Float to int error

Question

Yesterday I was helping some one and got a weird error which I could not explain to him how it worked.

The code (tested on 3 machines (PHP 5.3 and PHP 5.4))

// (float)65.35
$percentage = round(65.351, 2);
// (float) 6535
$total = $percentage * 100;
// (int) 6534
$int = (int) $total;

What is suspected was that the int value would be 6535 but it ended up being 6534.

Could some one explain what is going on?

Answer 1

$r=$explode('.',$total);
debug($r);

Answer 2

This has to do with how floating point (read the warning in this link!) values are stored in memory. Indeed after the first operation you don't have an exact decimal value, but a rounded value. Probably 65.34999999 or so. (The value is stored as a list of bits (0/1))

This is why when talking about money, developers don't store dollars/euros but rather the amount of cents.
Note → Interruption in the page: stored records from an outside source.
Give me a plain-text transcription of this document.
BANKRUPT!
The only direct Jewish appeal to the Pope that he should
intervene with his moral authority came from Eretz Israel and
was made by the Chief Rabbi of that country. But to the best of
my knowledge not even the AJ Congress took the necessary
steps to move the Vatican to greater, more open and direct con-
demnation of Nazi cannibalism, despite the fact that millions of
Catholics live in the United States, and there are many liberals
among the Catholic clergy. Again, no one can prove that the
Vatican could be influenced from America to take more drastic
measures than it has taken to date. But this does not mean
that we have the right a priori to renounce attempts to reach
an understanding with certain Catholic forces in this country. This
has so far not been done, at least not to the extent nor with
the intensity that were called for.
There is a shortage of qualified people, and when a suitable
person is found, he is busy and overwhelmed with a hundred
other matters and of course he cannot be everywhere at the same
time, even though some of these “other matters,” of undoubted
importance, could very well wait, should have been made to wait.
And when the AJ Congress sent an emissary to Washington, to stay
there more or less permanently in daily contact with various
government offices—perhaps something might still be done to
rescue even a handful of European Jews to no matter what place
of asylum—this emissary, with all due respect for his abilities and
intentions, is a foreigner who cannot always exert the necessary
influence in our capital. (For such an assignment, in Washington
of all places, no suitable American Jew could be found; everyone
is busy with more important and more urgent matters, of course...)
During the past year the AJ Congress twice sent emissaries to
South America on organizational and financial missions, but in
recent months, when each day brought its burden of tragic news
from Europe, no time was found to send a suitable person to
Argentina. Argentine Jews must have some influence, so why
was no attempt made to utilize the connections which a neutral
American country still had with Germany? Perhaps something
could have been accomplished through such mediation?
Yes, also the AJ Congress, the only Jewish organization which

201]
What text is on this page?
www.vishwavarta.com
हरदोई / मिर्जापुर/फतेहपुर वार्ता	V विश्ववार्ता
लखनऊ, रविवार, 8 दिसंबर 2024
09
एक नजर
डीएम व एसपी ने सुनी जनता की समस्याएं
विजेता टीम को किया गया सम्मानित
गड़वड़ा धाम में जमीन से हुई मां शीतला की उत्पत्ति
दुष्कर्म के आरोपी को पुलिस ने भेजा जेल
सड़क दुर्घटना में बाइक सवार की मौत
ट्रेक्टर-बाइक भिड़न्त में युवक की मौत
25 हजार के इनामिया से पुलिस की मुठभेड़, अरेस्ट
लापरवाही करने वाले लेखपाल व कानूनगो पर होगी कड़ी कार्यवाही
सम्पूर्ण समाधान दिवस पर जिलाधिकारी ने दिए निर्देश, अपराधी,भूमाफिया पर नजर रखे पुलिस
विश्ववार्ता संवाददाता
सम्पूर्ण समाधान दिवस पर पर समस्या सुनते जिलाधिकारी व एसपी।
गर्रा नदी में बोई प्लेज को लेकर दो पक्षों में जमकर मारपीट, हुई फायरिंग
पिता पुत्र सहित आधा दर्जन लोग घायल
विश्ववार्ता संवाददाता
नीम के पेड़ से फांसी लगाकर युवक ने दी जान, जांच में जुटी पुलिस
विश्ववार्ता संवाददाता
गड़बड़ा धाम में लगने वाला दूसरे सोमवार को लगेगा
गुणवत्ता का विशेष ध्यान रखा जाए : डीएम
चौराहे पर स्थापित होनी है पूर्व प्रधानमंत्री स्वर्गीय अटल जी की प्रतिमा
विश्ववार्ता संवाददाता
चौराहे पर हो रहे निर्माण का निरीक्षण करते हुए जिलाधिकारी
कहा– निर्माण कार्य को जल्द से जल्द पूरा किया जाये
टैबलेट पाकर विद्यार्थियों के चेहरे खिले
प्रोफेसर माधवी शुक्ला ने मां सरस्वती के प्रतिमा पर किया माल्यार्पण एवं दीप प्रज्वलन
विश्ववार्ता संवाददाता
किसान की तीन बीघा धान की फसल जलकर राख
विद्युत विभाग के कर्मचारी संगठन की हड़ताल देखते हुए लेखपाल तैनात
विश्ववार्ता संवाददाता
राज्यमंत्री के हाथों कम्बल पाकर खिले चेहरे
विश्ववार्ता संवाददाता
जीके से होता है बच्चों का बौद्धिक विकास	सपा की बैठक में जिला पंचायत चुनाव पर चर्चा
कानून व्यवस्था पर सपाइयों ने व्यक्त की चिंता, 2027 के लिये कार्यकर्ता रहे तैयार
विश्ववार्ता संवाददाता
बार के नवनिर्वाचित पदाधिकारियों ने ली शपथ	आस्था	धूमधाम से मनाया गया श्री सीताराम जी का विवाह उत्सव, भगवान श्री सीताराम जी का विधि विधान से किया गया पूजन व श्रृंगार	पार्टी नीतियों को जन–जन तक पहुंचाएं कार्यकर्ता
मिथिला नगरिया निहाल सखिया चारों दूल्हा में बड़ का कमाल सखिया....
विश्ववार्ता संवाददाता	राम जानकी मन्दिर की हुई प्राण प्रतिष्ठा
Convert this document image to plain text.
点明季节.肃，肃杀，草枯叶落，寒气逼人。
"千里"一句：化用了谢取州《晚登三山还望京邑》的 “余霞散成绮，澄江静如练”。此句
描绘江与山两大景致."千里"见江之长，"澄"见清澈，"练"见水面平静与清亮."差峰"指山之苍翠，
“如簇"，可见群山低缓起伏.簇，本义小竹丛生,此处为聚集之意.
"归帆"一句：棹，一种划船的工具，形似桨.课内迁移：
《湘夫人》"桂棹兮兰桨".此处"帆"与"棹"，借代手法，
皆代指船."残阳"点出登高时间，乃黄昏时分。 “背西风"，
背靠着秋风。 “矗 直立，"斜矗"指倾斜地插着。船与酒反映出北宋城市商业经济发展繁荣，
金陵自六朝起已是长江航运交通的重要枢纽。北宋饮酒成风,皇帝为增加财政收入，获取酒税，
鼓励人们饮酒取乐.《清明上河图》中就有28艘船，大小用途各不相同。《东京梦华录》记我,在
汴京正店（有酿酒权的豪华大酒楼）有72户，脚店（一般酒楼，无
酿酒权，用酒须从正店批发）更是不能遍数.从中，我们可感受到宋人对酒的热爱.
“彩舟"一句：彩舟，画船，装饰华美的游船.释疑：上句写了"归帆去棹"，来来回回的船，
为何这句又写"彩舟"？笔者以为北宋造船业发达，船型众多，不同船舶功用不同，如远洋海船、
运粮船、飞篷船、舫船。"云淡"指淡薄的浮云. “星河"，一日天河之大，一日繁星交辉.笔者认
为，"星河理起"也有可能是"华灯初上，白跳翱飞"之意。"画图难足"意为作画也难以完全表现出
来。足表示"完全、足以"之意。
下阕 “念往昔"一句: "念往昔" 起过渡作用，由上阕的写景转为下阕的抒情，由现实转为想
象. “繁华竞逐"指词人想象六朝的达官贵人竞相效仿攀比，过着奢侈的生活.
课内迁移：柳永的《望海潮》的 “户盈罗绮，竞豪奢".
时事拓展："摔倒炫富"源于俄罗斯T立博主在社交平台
This way they avoid working with floats that are less precise for decimals, but rather work with integers, that are precise.

Answer 3

You don't actually have 65.35 after the first operation.

>>> '%.20f' % (65.351 - 0.001,)
'65.34999999999999431566'

Either start with an integral value scaled appropriately in the first place, don't attempt to convert the value to an integer, or add a small value before taking the integer value.

Answer 4

Use round instead of int

round($total)